Fake Kremlin media: Biden said he talked with the discoverer of insulin, who died before he was born

Numerous Kremlin propaganda media – RIA Novosti, the program "Vremya", "Vesti", "Arguments and Facts", "MK" and others – report on the ridiculous mistake of President Biden: he allegedly stated that he had communicated with a man who died before his birth. RIA in the material under the heading "Biden admitted that he" spoke "with the dead" writes :

“U.S. President Joe Biden claimed to have spoken to one of the discoverers of the hormone insulin, even though both of the scientists who did so, Dr. Frederick Banting and Professor John James Richard Macleod, died before he was born.
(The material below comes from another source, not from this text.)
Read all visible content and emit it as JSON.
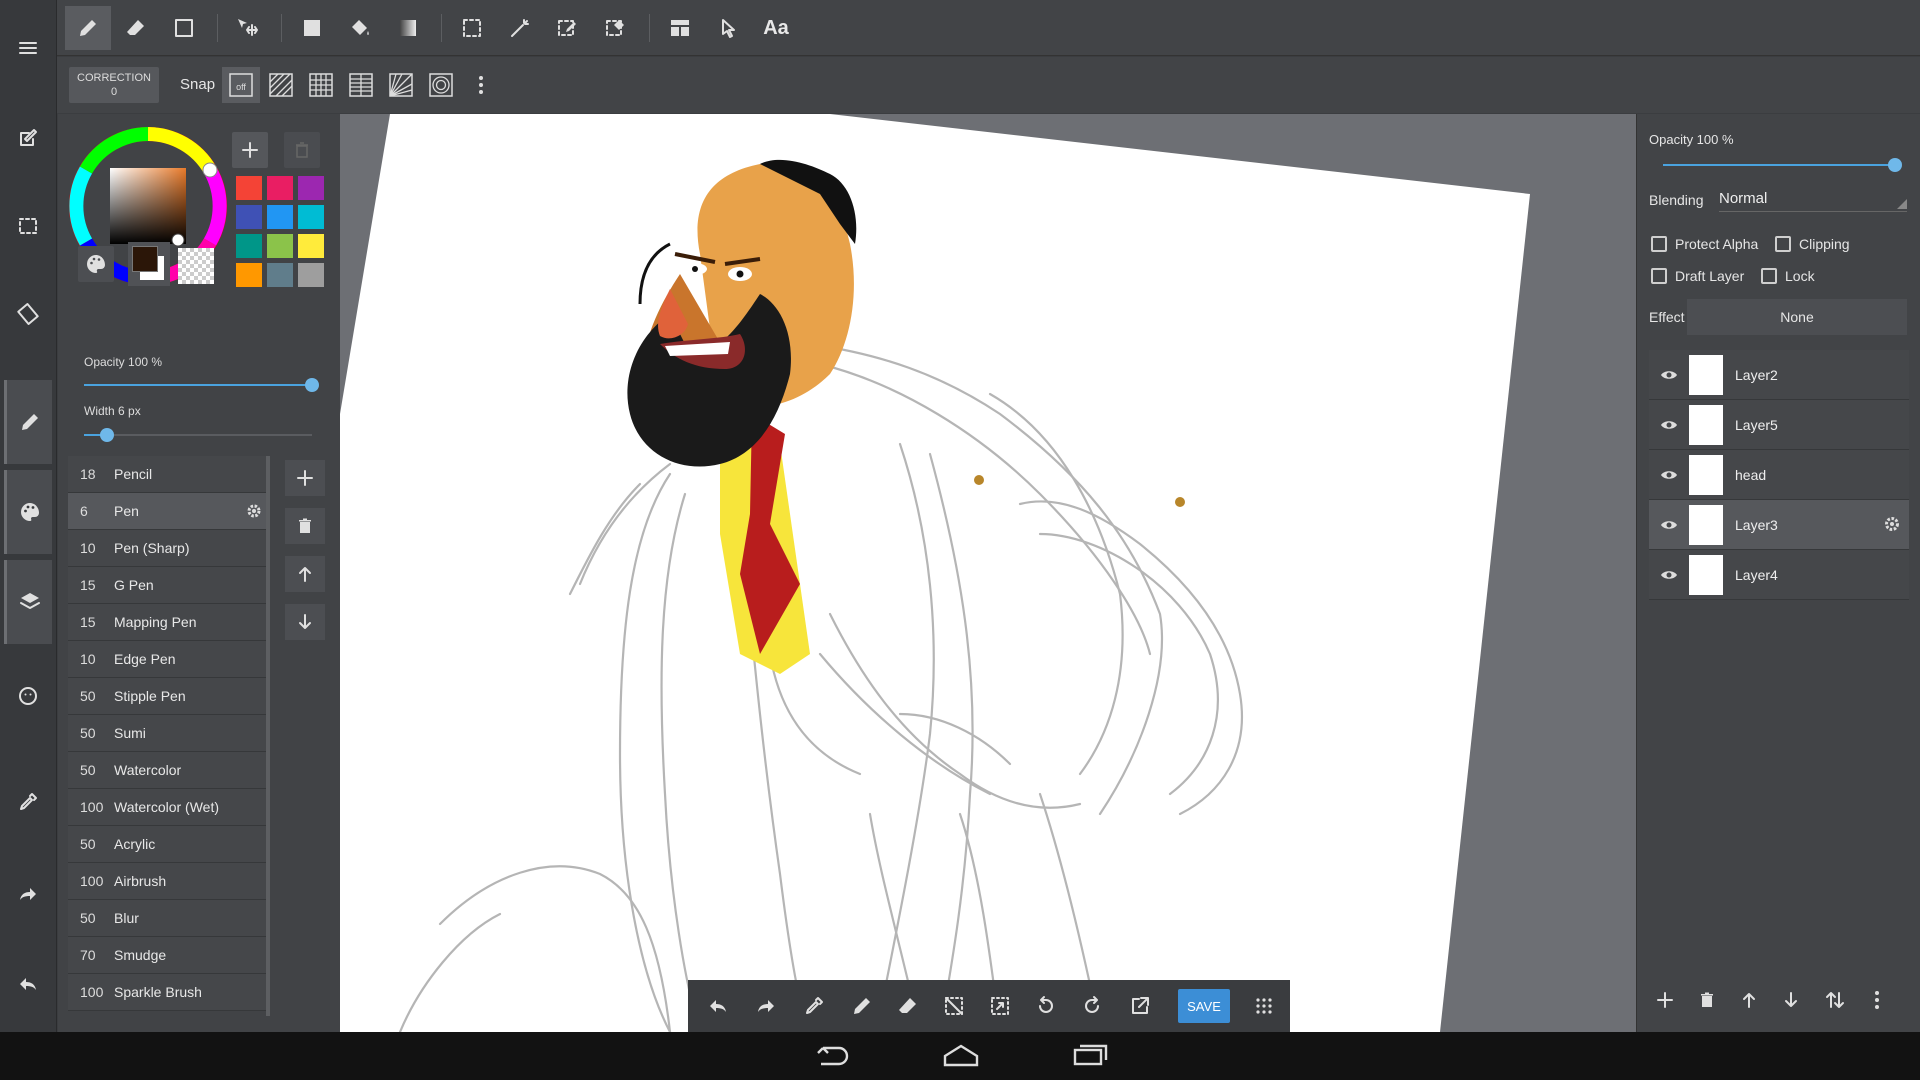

“Do you know how much it costs to produce insulin for diabetics? It was discovered by a man who specifically filed a patent for it so that the medicine would be available to everyone. I spoke to him…” assured the head of the White House, speaking at a special event in Florida.

Banting and MacLeod received the Nobel Prize in Medicine for their discovery of insulin. They died in 1941 and 1935 respectively. At the same time, Biden was born in 1942.”

Kremlin propagandists repeated the pro-Republican New York Post's claim, apparently without verifying it. And it would be worth checking.

The Nobel Prize for the discovery of insulin was indeed awarded in 1923 to Banting and Macleod. But, according to Encyclopedia Britannica, Banting was outraged that the prize was awarded to Macleod, who had not participated in the original experiments on the release of insulin from the pancreas of a dog, while surpassing Charles Herbert Best, then a student, who had worked with Banting from the very beginning. Banting agreed to accept the prize, but shared it equally with Best. In the commemorative article "100 Years of Insulin" on the British specialized website diabetes.org.uk, three are named as the discoverers of the hormone – Banting, Best and Macleod. Best died in 1978 and could well have been Biden born in 1942.

Macleod, in turn, shared his share of the Nobel Prize with James Collip. The fact is that the first experience of using insulin for the symptomatic treatment of diabetes in humans was not entirely successful: in a 14-year-old patient, Leonard Thompson, the blood sugar level dropped to almost normal levels, but an abscess developed at the injection site, and the level of ketones remained elevated. Thompson was saved from immediate death, which threatened him before the introduction of insulin, but he remained seriously ill and died 13 years later from pneumonia.

Insulin has become a widely used safe drug, allowing millions of diabetics to lead normal lives, thanks to Collip's purification technology. RIA inaccurately translated Biden's phrase: the president used the verb invented ("invented"), and not discovered ("discovered"). And if Biden did not make a reservation, then perhaps he meant Collip, who died in 1965.

A US patent for insulin and a method for its production was obtained in 1923 by Banting, Best, and Collip. They immediately sold it to the University of Toronto for a nominal $1 each. The famous phrase "insulin does not belong to me, it belongs to the whole world" was said by Banting, but it reflects the position of all three scientists.